Tra le cinque serie, forse la più strutturata e ricca di sorprese, a partire dal ritorno delle Outer Senshi. Come le precedenti, anche questa è divisa in due parti. Nella prima, NEhellenia, addormentata nel mondo degli specchi, viene risvegliata da una strana energia e da una voce che la libera dalla prigionia per cercare vendetta tra le guerriere Sailor.
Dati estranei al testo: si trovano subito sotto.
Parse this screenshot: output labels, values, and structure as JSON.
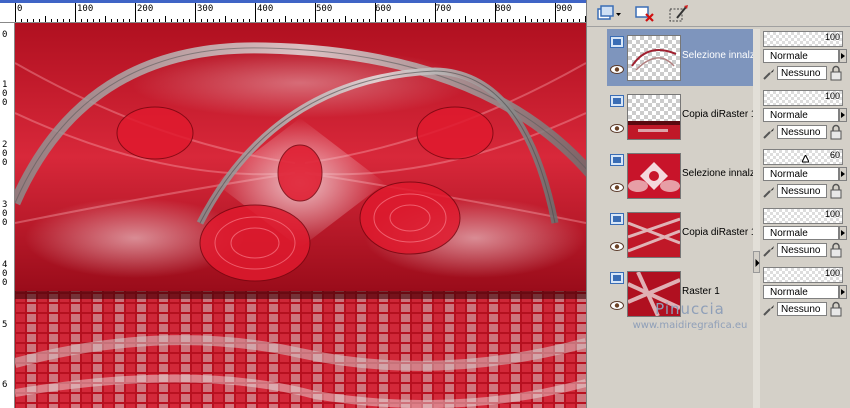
{
  "ruler": {
    "top_labels": [
      "0",
      "100",
      "200",
      "300",
      "400",
      "500",
      "600",
      "700",
      "800",
      "900"
    ],
    "left_labels": [
      "0",
      "1 0 0",
      "2 0 0",
      "3 0 0",
      "4 0 0",
      "5",
      "6"
    ]
  },
  "toolbar": {
    "icons": [
      "new-layer-dropdown-icon",
      "delete-layer-icon",
      "edit-selection-icon"
    ]
  },
  "layers": [
    {
      "name": "Selezione innalza",
      "selected": true
    },
    {
      "name": "Copia diRaster 1",
      "selected": false
    },
    {
      "name": "Selezione innalza",
      "selected": false
    },
    {
      "name": "Copia diRaster 1",
      "selected": false
    },
    {
      "name": "Raster 1",
      "selected": false
    }
  ],
  "properties": [
    {
      "opacity": "100",
      "opacity_fraction": 1.0,
      "blend": "Normale",
      "mask": "Nessuno"
    },
    {
      "opacity": "100",
      "opacity_fraction": 1.0,
      "blend": "Normale",
      "mask": "Nessuno"
    },
    {
      "opacity": "60",
      "opacity_fraction": 0.6,
      "blend": "Normale",
      "mask": "Nessuno"
    },
    {
      "opacity": "100",
      "opacity_fraction": 1.0,
      "blend": "Normale",
      "mask": "Nessuno"
    },
    {
      "opacity": "100",
      "opacity_fraction": 1.0,
      "blend": "Normale",
      "mask": "Nessuno"
    }
  ],
  "watermark": {
    "title": "Pinuccia",
    "site": "www.maidiregrafica.eu"
  },
  "colors": {
    "selection": "#7e95bd",
    "accent_red": "#c8142a",
    "panel": "#d4d0c8"
  }
}
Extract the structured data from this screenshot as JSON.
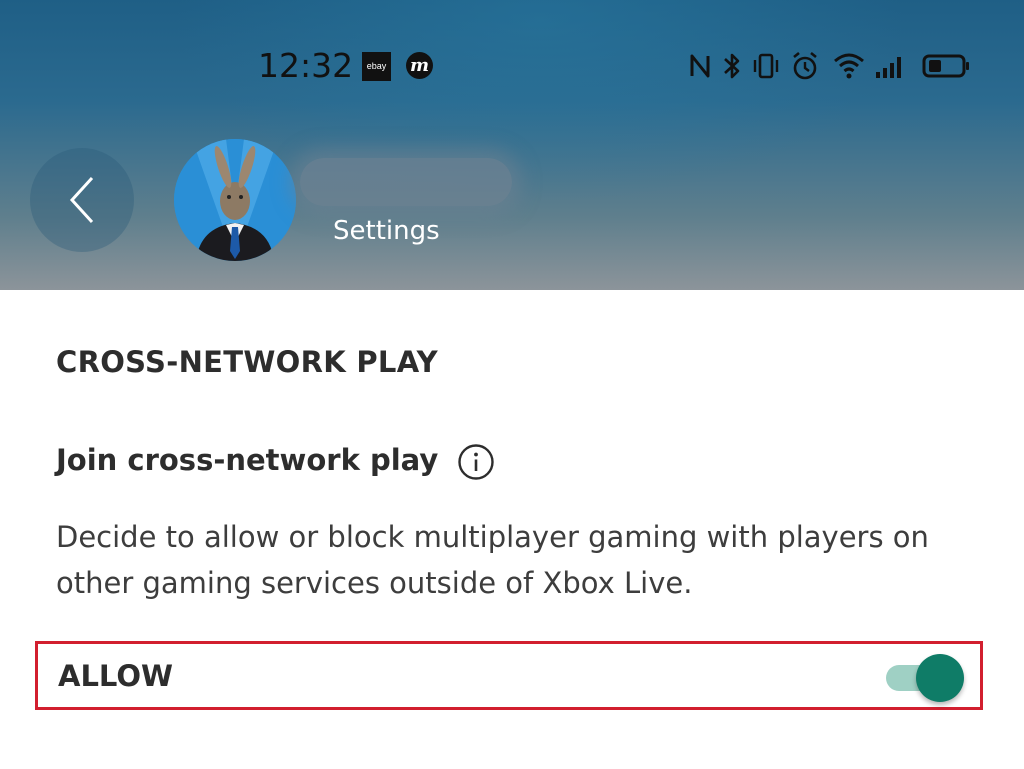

La Sovrana della Luna Spenta crea una miriade di schegge che conficcate negli esseri umani li trasformano in schiavi. Nel frattempo Sydia (Sailor Pluto) nasconde Ottavia, tornata neonata grazie al potere di Sailor Moon. Sailor Urano e Neptuno affronteranno le repliche di Nehellenia mentre Sailor Saturn inizierà a crescere rapidamente diventando improvvisamente più grande.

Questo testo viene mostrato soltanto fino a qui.